BY SAUL HOFILEÑA JR.
NOV 19, 2022 12:01 AM
WHETHER paid in British pounds, US dollars or Saudi riyals, a slave is still a slave.
In the 21st century, human trafficking is the third most illegal activity in the world after gun smuggling and drug trafficking. According to the International Labor Organization, an estimated 3.4 million domestic workers render services in circumstances indicating forced labor, and when the total of their salaries are compared to those working freely, there is a difference of nearly $8 billion.
The Philippine labor diaspora props up our economy, enables our children to have the wherewithal to obtain an education, and oftentimes support the wayward habits of erring spouses.
However, it exacts a heavy toll that far too many unfortunate Filipinas have to pay. Their unspeakable predicament takes me to a lawsuit recently decided by the Supreme Court of the United Kingdom (UK), the Basfar vs. Josephine Wong case. The plaintiff, Josephine Wong, is a Filipina.
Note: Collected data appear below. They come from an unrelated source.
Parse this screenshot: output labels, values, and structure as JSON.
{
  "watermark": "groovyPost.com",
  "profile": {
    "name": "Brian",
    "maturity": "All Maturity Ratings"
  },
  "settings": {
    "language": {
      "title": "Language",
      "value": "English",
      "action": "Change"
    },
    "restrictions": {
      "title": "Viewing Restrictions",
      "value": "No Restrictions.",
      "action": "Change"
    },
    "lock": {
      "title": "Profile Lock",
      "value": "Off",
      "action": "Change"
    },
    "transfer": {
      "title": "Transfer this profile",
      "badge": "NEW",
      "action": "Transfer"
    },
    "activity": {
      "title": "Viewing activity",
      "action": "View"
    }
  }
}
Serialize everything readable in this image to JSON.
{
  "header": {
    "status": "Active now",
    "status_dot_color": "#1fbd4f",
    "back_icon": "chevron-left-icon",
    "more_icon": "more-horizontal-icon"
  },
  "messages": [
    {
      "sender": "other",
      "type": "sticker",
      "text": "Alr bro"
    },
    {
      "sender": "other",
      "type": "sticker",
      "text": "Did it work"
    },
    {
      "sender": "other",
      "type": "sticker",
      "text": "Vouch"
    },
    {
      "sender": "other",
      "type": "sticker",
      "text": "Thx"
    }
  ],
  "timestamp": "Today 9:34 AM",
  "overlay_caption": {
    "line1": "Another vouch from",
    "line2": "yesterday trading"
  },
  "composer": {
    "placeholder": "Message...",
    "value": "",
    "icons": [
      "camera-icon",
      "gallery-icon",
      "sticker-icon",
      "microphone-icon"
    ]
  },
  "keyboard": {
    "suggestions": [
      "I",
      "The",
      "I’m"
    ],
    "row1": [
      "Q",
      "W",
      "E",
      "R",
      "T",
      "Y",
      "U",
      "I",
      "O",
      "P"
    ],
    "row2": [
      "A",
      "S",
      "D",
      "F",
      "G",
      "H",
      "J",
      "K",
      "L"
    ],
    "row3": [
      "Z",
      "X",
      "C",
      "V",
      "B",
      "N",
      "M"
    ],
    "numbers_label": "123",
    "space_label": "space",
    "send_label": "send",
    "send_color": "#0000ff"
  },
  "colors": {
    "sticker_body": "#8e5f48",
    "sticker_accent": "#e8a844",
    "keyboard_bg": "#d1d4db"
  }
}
The lawyer who represented her referred to the decision as a "world leading judgment" since the UK is at the forefront of all countries in the world taking a stand against diplomats who abuse domestic workers.
The accepted definition of trafficking is contained in the Palermo Protocols, which states that it is "the abuse of power or of a position of vulnerability... for the purpose of exploitation." Exploitation includes forced labor or slavery or practices similar to slavery or servitude.
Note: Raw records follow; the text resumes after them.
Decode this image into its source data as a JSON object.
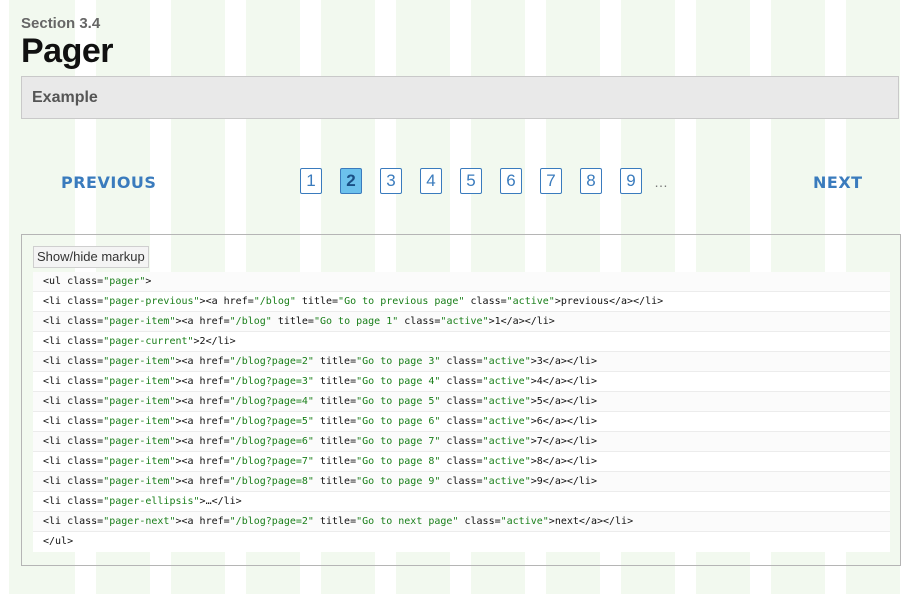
{
  "header": {
    "section": "Section 3.4",
    "title": "Pager"
  },
  "example": {
    "label": "Example"
  },
  "pager": {
    "previous_label": "PREVIOUS",
    "next_label": "NEXT",
    "items": [
      "1",
      "2",
      "3",
      "4",
      "5",
      "6",
      "7",
      "8",
      "9"
    ],
    "current": "2",
    "ellipsis": "…"
  },
  "markup": {
    "toggle_label": "Show/hide markup",
    "lines": [
      [
        [
          "t",
          "<ul class="
        ],
        [
          "s",
          "\"pager\""
        ],
        [
          "t",
          ">"
        ]
      ],
      [
        [
          "t",
          "<li class="
        ],
        [
          "s",
          "\"pager-previous\""
        ],
        [
          "t",
          "><a href="
        ],
        [
          "s",
          "\"/blog\""
        ],
        [
          "t",
          " title="
        ],
        [
          "s",
          "\"Go to previous page\""
        ],
        [
          "t",
          " class="
        ],
        [
          "s",
          "\"active\""
        ],
        [
          "t",
          ">previous</a></li>"
        ]
      ],
      [
        [
          "t",
          "<li class="
        ],
        [
          "s",
          "\"pager-item\""
        ],
        [
          "t",
          "><a href="
        ],
        [
          "s",
          "\"/blog\""
        ],
        [
          "t",
          " title="
        ],
        [
          "s",
          "\"Go to page 1\""
        ],
        [
          "t",
          " class="
        ],
        [
          "s",
          "\"active\""
        ],
        [
          "t",
          ">1</a></li>"
        ]
      ],
      [
        [
          "t",
          "<li class="
        ],
        [
          "s",
          "\"pager-current\""
        ],
        [
          "t",
          ">2</li>"
        ]
      ],
      [
        [
          "t",
          "<li class="
        ],
        [
          "s",
          "\"pager-item\""
        ],
        [
          "t",
          "><a href="
        ],
        [
          "s",
          "\"/blog?page=2\""
        ],
        [
          "t",
          " title="
        ],
        [
          "s",
          "\"Go to page 3\""
        ],
        [
          "t",
          " class="
        ],
        [
          "s",
          "\"active\""
        ],
        [
          "t",
          ">3</a></li>"
        ]
      ],
      [
        [
          "t",
          "<li class="
        ],
        [
          "s",
          "\"pager-item\""
        ],
        [
          "t",
          "><a href="
        ],
        [
          "s",
          "\"/blog?page=3\""
        ],
        [
          "t",
          " title="
        ],
        [
          "s",
          "\"Go to page 4\""
        ],
        [
          "t",
          " class="
        ],
        [
          "s",
          "\"active\""
        ],
        [
          "t",
          ">4</a></li>"
        ]
      ],
      [
        [
          "t",
          "<li class="
        ],
        [
          "s",
          "\"pager-item\""
        ],
        [
          "t",
          "><a href="
        ],
        [
          "s",
          "\"/blog?page=4\""
        ],
        [
          "t",
          " title="
        ],
        [
          "s",
          "\"Go to page 5\""
        ],
        [
          "t",
          " class="
        ],
        [
          "s",
          "\"active\""
        ],
        [
          "t",
          ">5</a></li>"
        ]
      ],
      [
        [
          "t",
          "<li class="
        ],
        [
          "s",
          "\"pager-item\""
        ],
        [
          "t",
          "><a href="
        ],
        [
          "s",
          "\"/blog?page=5\""
        ],
        [
          "t",
          " title="
        ],
        [
          "s",
          "\"Go to page 6\""
        ],
        [
          "t",
          " class="
        ],
        [
          "s",
          "\"active\""
        ],
        [
          "t",
          ">6</a></li>"
        ]
      ],
      [
        [
          "t",
          "<li class="
        ],
        [
          "s",
          "\"pager-item\""
        ],
        [
          "t",
          "><a href="
        ],
        [
          "s",
          "\"/blog?page=6\""
        ],
        [
          "t",
          " title="
        ],
        [
          "s",
          "\"Go to page 7\""
        ],
        [
          "t",
          " class="
        ],
        [
          "s",
          "\"active\""
        ],
        [
          "t",
          ">7</a></li>"
        ]
      ],
      [
        [
          "t",
          "<li class="
        ],
        [
          "s",
          "\"pager-item\""
        ],
        [
          "t",
          "><a href="
        ],
        [
          "s",
          "\"/blog?page=7\""
        ],
        [
          "t",
          " title="
        ],
        [
          "s",
          "\"Go to page 8\""
        ],
        [
          "t",
          " class="
        ],
        [
          "s",
          "\"active\""
        ],
        [
          "t",
          ">8</a></li>"
        ]
      ],
      [
        [
          "t",
          "<li class="
        ],
        [
          "s",
          "\"pager-item\""
        ],
        [
          "t",
          "><a href="
        ],
        [
          "s",
          "\"/blog?page=8\""
        ],
        [
          "t",
          " title="
        ],
        [
          "s",
          "\"Go to page 9\""
        ],
        [
          "t",
          " class="
        ],
        [
          "s",
          "\"active\""
        ],
        [
          "t",
          ">9</a></li>"
        ]
      ],
      [
        [
          "t",
          "<li class="
        ],
        [
          "s",
          "\"pager-ellipsis\""
        ],
        [
          "t",
          ">…</li>"
        ]
      ],
      [
        [
          "t",
          "<li class="
        ],
        [
          "s",
          "\"pager-next\""
        ],
        [
          "t",
          "><a href="
        ],
        [
          "s",
          "\"/blog?page=2\""
        ],
        [
          "t",
          " title="
        ],
        [
          "s",
          "\"Go to next page\""
        ],
        [
          "t",
          " class="
        ],
        [
          "s",
          "\"active\""
        ],
        [
          "t",
          ">next</a></li>"
        ]
      ],
      [
        [
          "t",
          "</ul>"
        ]
      ]
    ]
  },
  "colors": {
    "link": "#3a7bbd",
    "current_page_bg": "#6cc1ec",
    "string_token": "#1a7f1a",
    "grid_stripe": "#f2f9ef"
  }
}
Wong worked for a Saudi diplomat named Khalid Basfar, who was a member of the diplomatic staff of the mission of the Kingdom of Saudi Arabia in the UK. Wong claimed that she was a victim of human trafficking and was exploited to the hilt by Basfar and his family under circumstances akin to modern slavery. She filed a case in the Employment Court of the UK.
Wong claimed that when she was brought by the family of Basfar to the UK, her contract was to work for eight hours a day, yet she was made to work from 7 a.m. to 11:30 p.m. every day. Worse than a dog, she was made to wear a collar with a doorbell 24 hours a day, which enabled her employers to summon her at any hour of the day or night. She was not paid the minimum wage and did not receive her salary at all for seven months. She was not allowed to leave her employer's house and was permitted to talk to her family only twice a year using Basfar's phone. The Basfars shouted at her incessantly and hurled unprintable insults. She was made to sleep in a cupboard and like a dog was fed leftovers.
When Wong filed suit, Basfar took refuge in his being a diplomat thinking that would make him immune from the jurisdiction of the courts or tribunals of the UK. To Basfar's chagrin, the Employment Tribunal held that his claim to immunity by virtue of the Vienna Convention on the Law of Diplomatic Relations is unmeritorious.
Although the said Convention does grant Mr. Basfar absolute immunity from criminal, administrative and civil jurisdiction, there are three exceptions to the rule, one of which is the following: Actions related to any professional or commercial activity exercised by the diplomat outside his official functions are not covered by diplomatic immunity. The key question here was whether the employment of Josephine Wong was indeed a "commercial activity."
Almost the same issue reared its head in the case Reyes vs. Al-Malki, which also involved a Filipina. The difference was that in this case, Al-Malki was no longer posted as a diplomat in the UK. Therefore, there was no need to rule on the question of diplomatic immunity.
Since Reyes' employer was no longer in his post, he was no longer entitled to diplomatic immunity guaranteed by the Vienna Convention. Although he had functional immunity, that is to say, his immunity related only to his functions, the judges of the Supreme Court of the UK ruled that the employment of Reyes and her maltreatment were not performed in the exercise of Al-Malki's functions as a member of the Saudi Arabian mission. Therefore, he had no immunity.
In the Basfar v. Josephine Wong case, the Supreme Court of the UK held that the latter's exploitation was a systematic long-term activity from where Mr. Basfar obtained "substantial financial gain." A contract of employment is a commercial activity since the employer receives personal services from the employee, under the terms of the contract of employment. In other words, the employer participates by employing the victim and the profit element is satisfied by the financial benefit the employer obtains because of the exploitation of the employee. Thus, Mr. Basfar may be sued in the Employment Tribunal of the UK and his claim of immunity would be unavailing.
Although not all foreign employers are cruel like the diplomats Messrs. Basfar and Al-Mahkli — servitude and bondage — under whatever kind of master or mistress, is still bondage and slavery, even if they are imposed by those claiming diplomatic immunity under a treaty made in Vienna.